E POR FALAR EM FLORES
E POR FALAR EM FLORES...
"Até nas flores se encontra a diferença da sorte: umas enfeitam a viida, outras enfeitam a morte." Provérbio Português
A vez primeira que nos apercebemos, ainda que superficialmente, do encanto e da sedução das flores, ocorreu em anos idos, quando do assento aos primários bancos escolares. Silvana, cabelos angelicais, loiros e fartos, a cair-lhe pelos ombros, dedos longos, a ostentar, orgulhosamente, traços da beleza germânica, trouxera à professora Cármen Regina um pequeno feixe de flores: três ou quatro crisântemos e duas azaléias. Talvez colhidos furtivamente. Na lividez das mãos, a candura floral. Nos olhos esmeraldinos, a inquietação juvenil. Não pleiteava favores.

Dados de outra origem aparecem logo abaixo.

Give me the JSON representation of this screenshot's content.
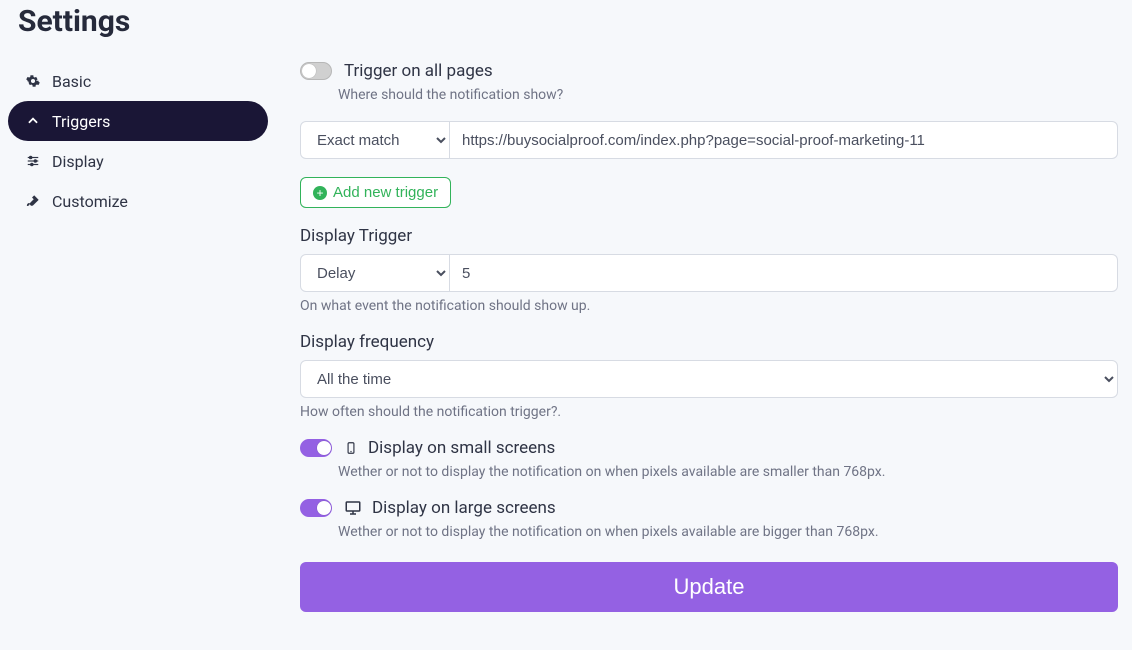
{
  "page": {
    "title": "Settings"
  },
  "sidebar": {
    "items": [
      {
        "label": "Basic"
      },
      {
        "label": "Triggers"
      },
      {
        "label": "Display"
      },
      {
        "label": "Customize"
      }
    ]
  },
  "triggers": {
    "all_pages": {
      "label": "Trigger on all pages",
      "help": "Where should the notification show?",
      "enabled": false
    },
    "match_row": {
      "type": "Exact match",
      "url": "https://buysocialproof.com/index.php?page=social-proof-marketing-11"
    },
    "add_new_label": "Add new trigger",
    "display_trigger": {
      "label": "Display Trigger",
      "type": "Delay",
      "value": "5",
      "help": "On what event the notification should show up."
    },
    "frequency": {
      "label": "Display frequency",
      "value": "All the time",
      "help": "How often should the notification trigger?."
    },
    "small_screens": {
      "label": "Display on small screens",
      "help": "Wether or not to display the notification on when pixels available are smaller than 768px.",
      "enabled": true
    },
    "large_screens": {
      "label": "Display on large screens",
      "help": "Wether or not to display the notification on when pixels available are bigger than 768px.",
      "enabled": true
    },
    "update_label": "Update"
  }
}
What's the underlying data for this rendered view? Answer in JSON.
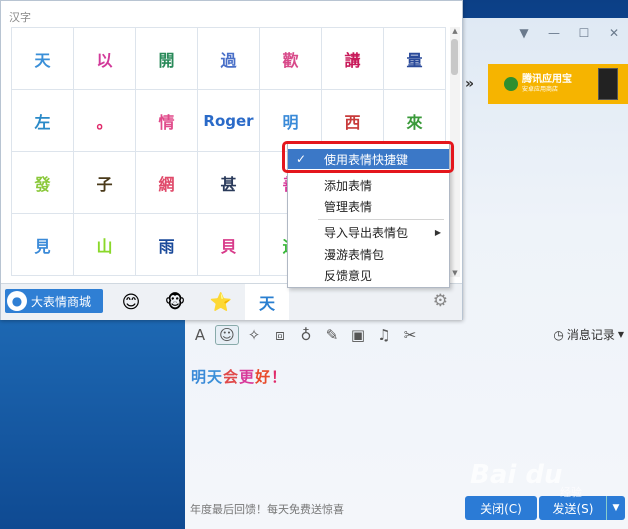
{
  "panel": {
    "title": "汉字",
    "emoticons": [
      {
        "text": "天",
        "color": "#3a8fd8"
      },
      {
        "text": "以",
        "color": "#d23a9a"
      },
      {
        "text": "開",
        "color": "#2a8a5a"
      },
      {
        "text": "過",
        "color": "#4a70c8"
      },
      {
        "text": "歡",
        "color": "#d84a8a"
      },
      {
        "text": "講",
        "color": "#c81a5a"
      },
      {
        "text": "量",
        "color": "#2a4a9a"
      },
      {
        "text": "左",
        "color": "#2a8ac8"
      },
      {
        "text": "。",
        "color": "#e02a6a"
      },
      {
        "text": "情",
        "color": "#e04a8a"
      },
      {
        "text": "Roger",
        "color": "#2a6ac8"
      },
      {
        "text": "明",
        "color": "#3a8ad8"
      },
      {
        "text": "西",
        "color": "#c83a3a"
      },
      {
        "text": "來",
        "color": "#3a9a3a"
      },
      {
        "text": "發",
        "color": "#8ac83a"
      },
      {
        "text": "子",
        "color": "#4a3a1a"
      },
      {
        "text": "網",
        "color": "#e04a6a"
      },
      {
        "text": "甚",
        "color": "#2a3a5a"
      },
      {
        "text": "善",
        "color": "#d83a9a"
      },
      {
        "text": "",
        "color": "#000"
      },
      {
        "text": "",
        "color": "#000"
      },
      {
        "text": "見",
        "color": "#3a8ad8"
      },
      {
        "text": "山",
        "color": "#8ad82a"
      },
      {
        "text": "雨",
        "color": "#1a4a9a"
      },
      {
        "text": "貝",
        "color": "#d83a8a"
      },
      {
        "text": "迎",
        "color": "#3ab83a"
      },
      {
        "text": "",
        "color": "#000"
      },
      {
        "text": "",
        "color": "#000"
      }
    ],
    "store_button": "大表情商城",
    "tabs": [
      {
        "name": "smiley",
        "glyph": "😊"
      },
      {
        "name": "monkey",
        "glyph": "🐵"
      },
      {
        "name": "star",
        "glyph": "⭐"
      },
      {
        "name": "text",
        "glyph": "天"
      }
    ]
  },
  "context_menu": {
    "items": [
      {
        "label": "使用表情快捷键",
        "checked": true,
        "submenu": false
      },
      {
        "label": "添加表情",
        "checked": false,
        "submenu": false
      },
      {
        "label": "管理表情",
        "checked": false,
        "submenu": false
      },
      {
        "label": "导入导出表情包",
        "checked": false,
        "submenu": true
      },
      {
        "label": "漫游表情包",
        "checked": false,
        "submenu": false
      },
      {
        "label": "反馈意见",
        "checked": false,
        "submenu": false
      }
    ]
  },
  "chat": {
    "ad_banner": {
      "title": "腾讯应用宝",
      "subtitle": "安卓应用商店"
    },
    "toolbar_icons": [
      "font-icon",
      "emoji-icon",
      "shake-icon",
      "screenshot-icon",
      "voice-icon",
      "edit-icon",
      "image-icon",
      "music-icon",
      "scissors-icon"
    ],
    "message_log_label": "消息记录",
    "message": [
      {
        "text": "明",
        "color": "#3a8ad8"
      },
      {
        "text": "天",
        "color": "#3a8fd8"
      },
      {
        "text": "会",
        "color": "#e04a4a"
      },
      {
        "text": "更",
        "color": "#d83a9a"
      },
      {
        "text": "好",
        "color": "#e84a2a"
      },
      {
        "text": "！",
        "color": "#e02a6a"
      }
    ],
    "footer_text": "年度最后回馈！每天免费送惊喜",
    "close_button": "关闭(C)",
    "send_button": "发送(S)"
  },
  "watermark": {
    "brand": "Bai du",
    "sub": "经验"
  }
}
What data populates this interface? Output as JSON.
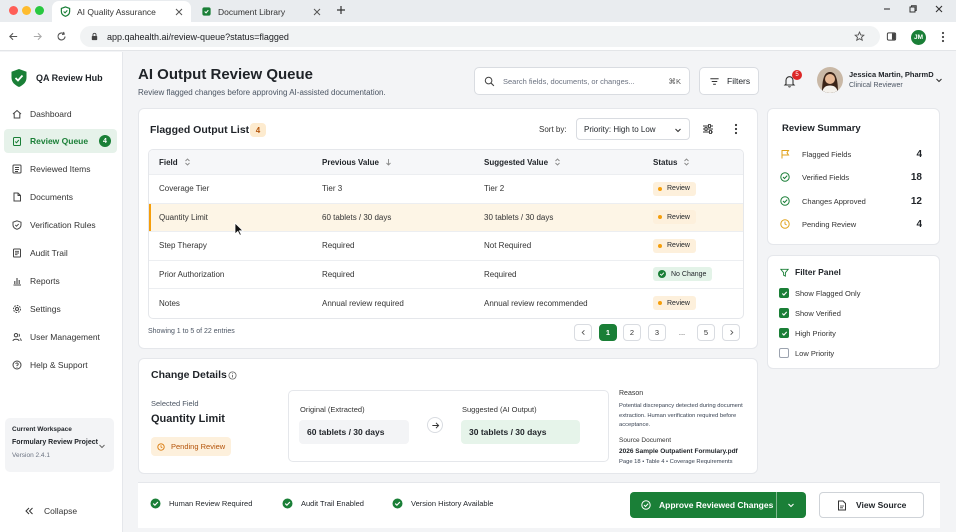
{
  "browser": {
    "tabs": [
      {
        "label": "AI Quality Assurance",
        "active": true
      },
      {
        "label": "Document Library",
        "active": false
      }
    ],
    "url": "app.qahealth.ai/review-queue?status=flagged",
    "profile_initials": "JM"
  },
  "sidebar": {
    "brand": "QA Review Hub",
    "items": [
      {
        "label": "Dashboard",
        "icon": "home-icon"
      },
      {
        "label": "Review Queue",
        "icon": "clipboard-check-icon",
        "badge": "4",
        "active": true
      },
      {
        "label": "Reviewed Items",
        "icon": "list-icon"
      },
      {
        "label": "Documents",
        "icon": "document-icon"
      },
      {
        "label": "Verification Rules",
        "icon": "shield-check-icon"
      },
      {
        "label": "Audit Trail",
        "icon": "doc-lines-icon"
      },
      {
        "label": "Reports",
        "icon": "bar-chart-icon"
      },
      {
        "label": "Settings",
        "icon": "gear-icon"
      },
      {
        "label": "User Management",
        "icon": "users-icon"
      },
      {
        "label": "Help & Support",
        "icon": "help-icon"
      }
    ],
    "workspace": {
      "caption": "Current Workspace",
      "name": "Formulary Review Project",
      "version": "Version 2.4.1"
    },
    "collapse_label": "Collapse"
  },
  "header": {
    "title": "AI Output Review Queue",
    "subtitle": "Review flagged changes before approving AI-assisted documentation.",
    "search_placeholder": "Search fields, documents, or changes...",
    "search_shortcut": "⌘K",
    "filters_label": "Filters",
    "notification_count": "5",
    "user_name": "Jessica Martin, PharmD",
    "user_role": "Clinical Reviewer"
  },
  "flagged_list": {
    "title": "Flagged Output List",
    "count": "4",
    "sort_label": "Sort by:",
    "sort_value": "Priority: High to Low",
    "columns": [
      "Field",
      "Previous Value",
      "Suggested Value",
      "Status"
    ],
    "rows": [
      {
        "field": "Coverage Tier",
        "previous": "Tier 3",
        "suggested": "Tier 2",
        "status": "Review",
        "status_type": "review",
        "selected": false
      },
      {
        "field": "Quantity Limit",
        "previous": "60 tablets / 30 days",
        "suggested": "30 tablets / 30 days",
        "status": "Review",
        "status_type": "review",
        "selected": true
      },
      {
        "field": "Step Therapy",
        "previous": "Required",
        "suggested": "Not Required",
        "status": "Review",
        "status_type": "review",
        "selected": false
      },
      {
        "field": "Prior Authorization",
        "previous": "Required",
        "suggested": "Required",
        "status": "No Change",
        "status_type": "nochange",
        "selected": false
      },
      {
        "field": "Notes",
        "previous": "Annual review required",
        "suggested": "Annual review recommended",
        "status": "Review",
        "status_type": "review",
        "selected": false
      }
    ],
    "showing": "Showing 1 to 5 of 22 entries",
    "pages": [
      "1",
      "2",
      "3",
      "...",
      "5"
    ],
    "current_page": "1"
  },
  "change_details": {
    "title": "Change Details",
    "selected_field_caption": "Selected Field",
    "selected_field": "Quantity Limit",
    "status": "Pending Review",
    "original_caption": "Original (Extracted)",
    "original_value": "60 tablets / 30 days",
    "suggested_caption": "Suggested (AI Output)",
    "suggested_value": "30 tablets / 30 days",
    "reason_heading": "Reason",
    "reason_text": "Potential discrepancy detected during document extraction. Human verification required before acceptance.",
    "source_heading": "Source Document",
    "source_file": "2026 Sample Outpatient Formulary.pdf",
    "source_location": "Page 18 • Table 4 • Coverage Requirements"
  },
  "review_summary": {
    "title": "Review Summary",
    "items": [
      {
        "label": "Flagged Fields",
        "value": "4",
        "icon": "flag-icon",
        "color": "#e0a21b"
      },
      {
        "label": "Verified Fields",
        "value": "18",
        "icon": "check-circle-icon",
        "color": "#1a7f37"
      },
      {
        "label": "Changes Approved",
        "value": "12",
        "icon": "check-circle-icon",
        "color": "#1a7f37"
      },
      {
        "label": "Pending Review",
        "value": "4",
        "icon": "clock-icon",
        "color": "#e0a21b"
      }
    ]
  },
  "filter_panel": {
    "title": "Filter Panel",
    "options": [
      {
        "label": "Show Flagged Only",
        "checked": true
      },
      {
        "label": "Show Verified",
        "checked": true
      },
      {
        "label": "High Priority",
        "checked": true
      },
      {
        "label": "Low Priority",
        "checked": false
      }
    ]
  },
  "footer": {
    "indicators": [
      "Human Review Required",
      "Audit Trail Enabled",
      "Version History Available"
    ],
    "approve_label": "Approve Reviewed Changes",
    "view_source_label": "View Source"
  },
  "colors": {
    "accent": "#1a7f37",
    "warning": "#f59e0b",
    "danger": "#dc2626"
  }
}
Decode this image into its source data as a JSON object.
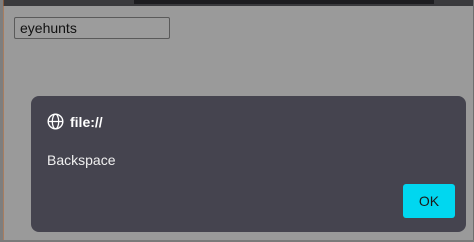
{
  "input": {
    "value": "eyehunts"
  },
  "dialog": {
    "origin": "file://",
    "message": "Backspace",
    "ok_label": "OK",
    "icon": "globe-icon",
    "accent_color": "#00d7f0",
    "background_color": "#45444f"
  }
}
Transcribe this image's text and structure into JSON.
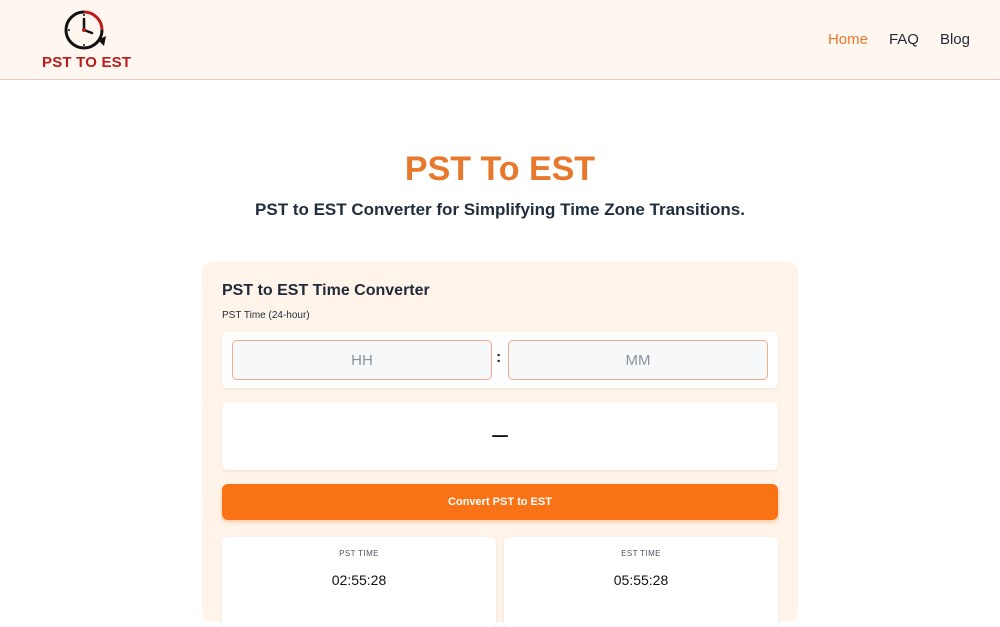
{
  "brand": {
    "logo_text": "PST TO EST",
    "colors": {
      "accent": "#e8782b",
      "button": "#f97316",
      "logo_red": "#b91c1c"
    }
  },
  "nav": {
    "items": [
      {
        "label": "Home",
        "active": true
      },
      {
        "label": "FAQ",
        "active": false
      },
      {
        "label": "Blog",
        "active": false
      }
    ]
  },
  "hero": {
    "title": "PST To EST",
    "subtitle": "PST to EST Converter for Simplifying Time Zone Transitions."
  },
  "converter": {
    "title": "PST to EST Time Converter",
    "input_label": "PST Time (24-hour)",
    "hour_placeholder": "HH",
    "minute_placeholder": "MM",
    "separator": ":",
    "result": "–",
    "button_label": "Convert PST to EST"
  },
  "clocks": {
    "pst": {
      "label": "PST TIME",
      "value": "02:55:28"
    },
    "est": {
      "label": "EST TIME",
      "value": "05:55:28"
    }
  },
  "icons": [
    "clock-icon"
  ]
}
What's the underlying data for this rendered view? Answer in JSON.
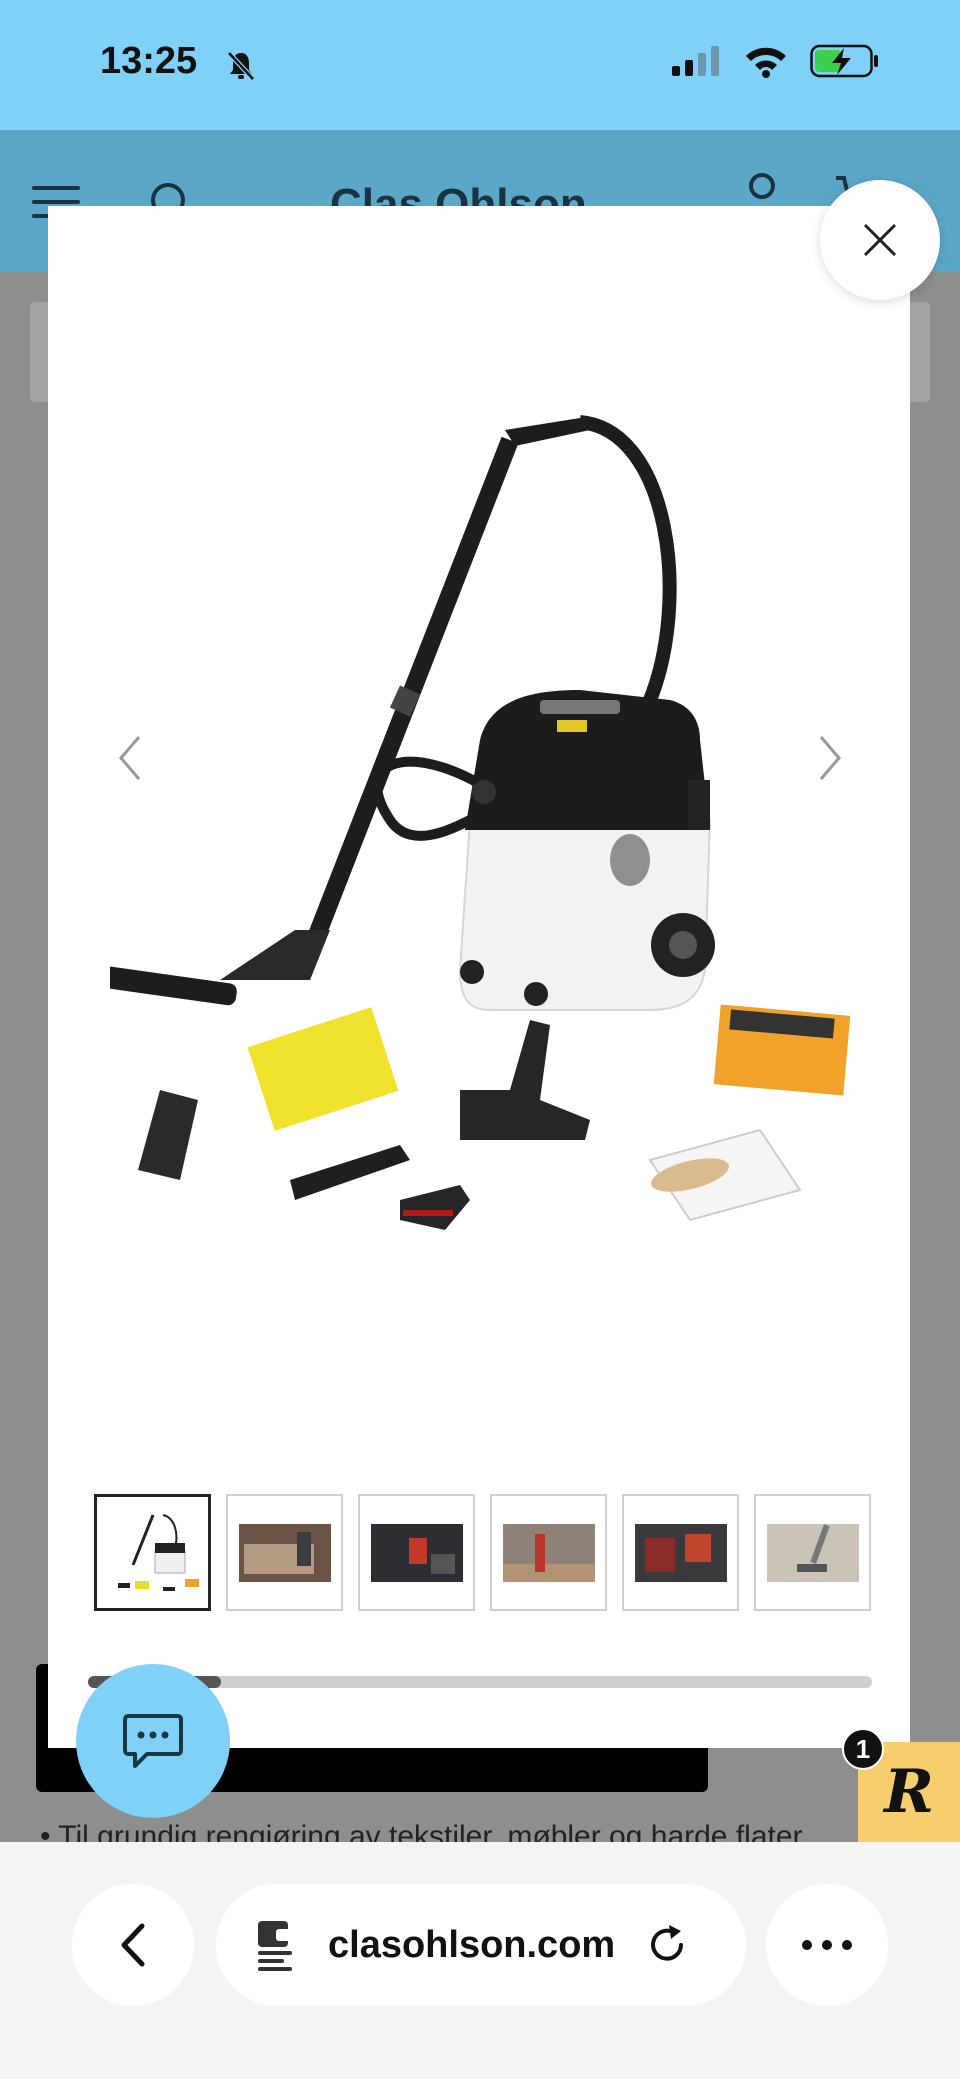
{
  "status_bar": {
    "time": "13:25",
    "icons": [
      "bell-slash-icon",
      "signal-icon",
      "wifi-icon",
      "battery-charging-icon"
    ]
  },
  "site": {
    "logo": "Clas Ohlson",
    "header_icons": [
      "menu-icon",
      "search-icon",
      "account-icon",
      "cart-icon"
    ],
    "bullet_text": "Til grundig rengjøring av tekstiler, møbler og harde flater"
  },
  "gallery": {
    "thumbnail_count": 6,
    "active_index": 0,
    "scroll_position": 0.17
  },
  "reward": {
    "badge_count": "1",
    "logo_letter": "R"
  },
  "browser": {
    "url": "clasohlson.com"
  },
  "colors": {
    "status_bar": "#7fd1f7",
    "header": "#5ba7c8",
    "chat_button": "#7fd1f7",
    "reward": "#f8cd6e"
  }
}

Num vaso de vidro, sobre a escrivaninha, florescia o apreço.
Ao debruçar-nos na janela do tempo, assomam memoráveis postais. Vêm-nos, de pronto, rosas, cravos, dálias e antúrios, a enflorar, em férteis e apoucados terrenos, à frente de humildes moradas. Encantavam os olhos, formavam tapetes, e desafiavam nossa resistência em deixá-los incólumes.
Sob os acordes da marcha nupcial, a noiva encaminha-se ao altar. O atraso é previsto. A espera é angustiante. O corpo transpira. As damas de honra e madrinhas sorriem discretamente. O pequeno pajem hesita entre o seguir e o esperar. A nubente deixa o braço do pai e é acolhida pelo noivo. O casal promete fidelidade. As câmeras eternizam efêmeros momentos. A troca de alianças consagra o pacto. O oficiante permite o beijo. Moças solteiras aguardam, ansiosamente, que o ‘bouquet’ de copos-de-leite seja jogado. O mito se renova. Sempre há uma esperança.
O mais alto mandatário do país emergente participa de um encontro no leste europeu. Novas fontes energéticas constituem o tema da confluência. O interesse das grandes potências se sobrepõe. No cumprimento aos atos oficiais, a homenagem ao soldado desconhecido. A ‘corbeille’ reafirma os frágeis vínculos da pomba sobre a águia.
Os atabaques rufam, quebrando silêncios. Pés descalços rodopiam na areia, ao vigor de pontos que exaltam entidades. A brancura das vestes projeta-se à luz das fogueiras. Sobre toalhas de linho: milho, pipoca, galinhas e velas. Vasos de barro armazenam comida dos santos. Pequenos espelhos satisfazem a vaidade do orixá feminino. O rústico batel, carregado de flores, vai singrando as águas serenas. O barco se foi, a chuva se fez, a rainha aceitou a oferenda.
A idade avançada deu fim aos seus dias. Constituiu, ao longo de anos, patrimônio invejável. Os empreendimentos estavam seguros. Novembro, cemitério ecumênico. Dia de finados. Multiplicam-se vendedores de flores: o preço duplica. Comerciantes de túmulos alardeiam vantagens. Os entes queridos não querem só flores. Mesmo assim, um ramalhete de orquídeas assenta-se ao túmulo. A consciência tornou-se mais leve.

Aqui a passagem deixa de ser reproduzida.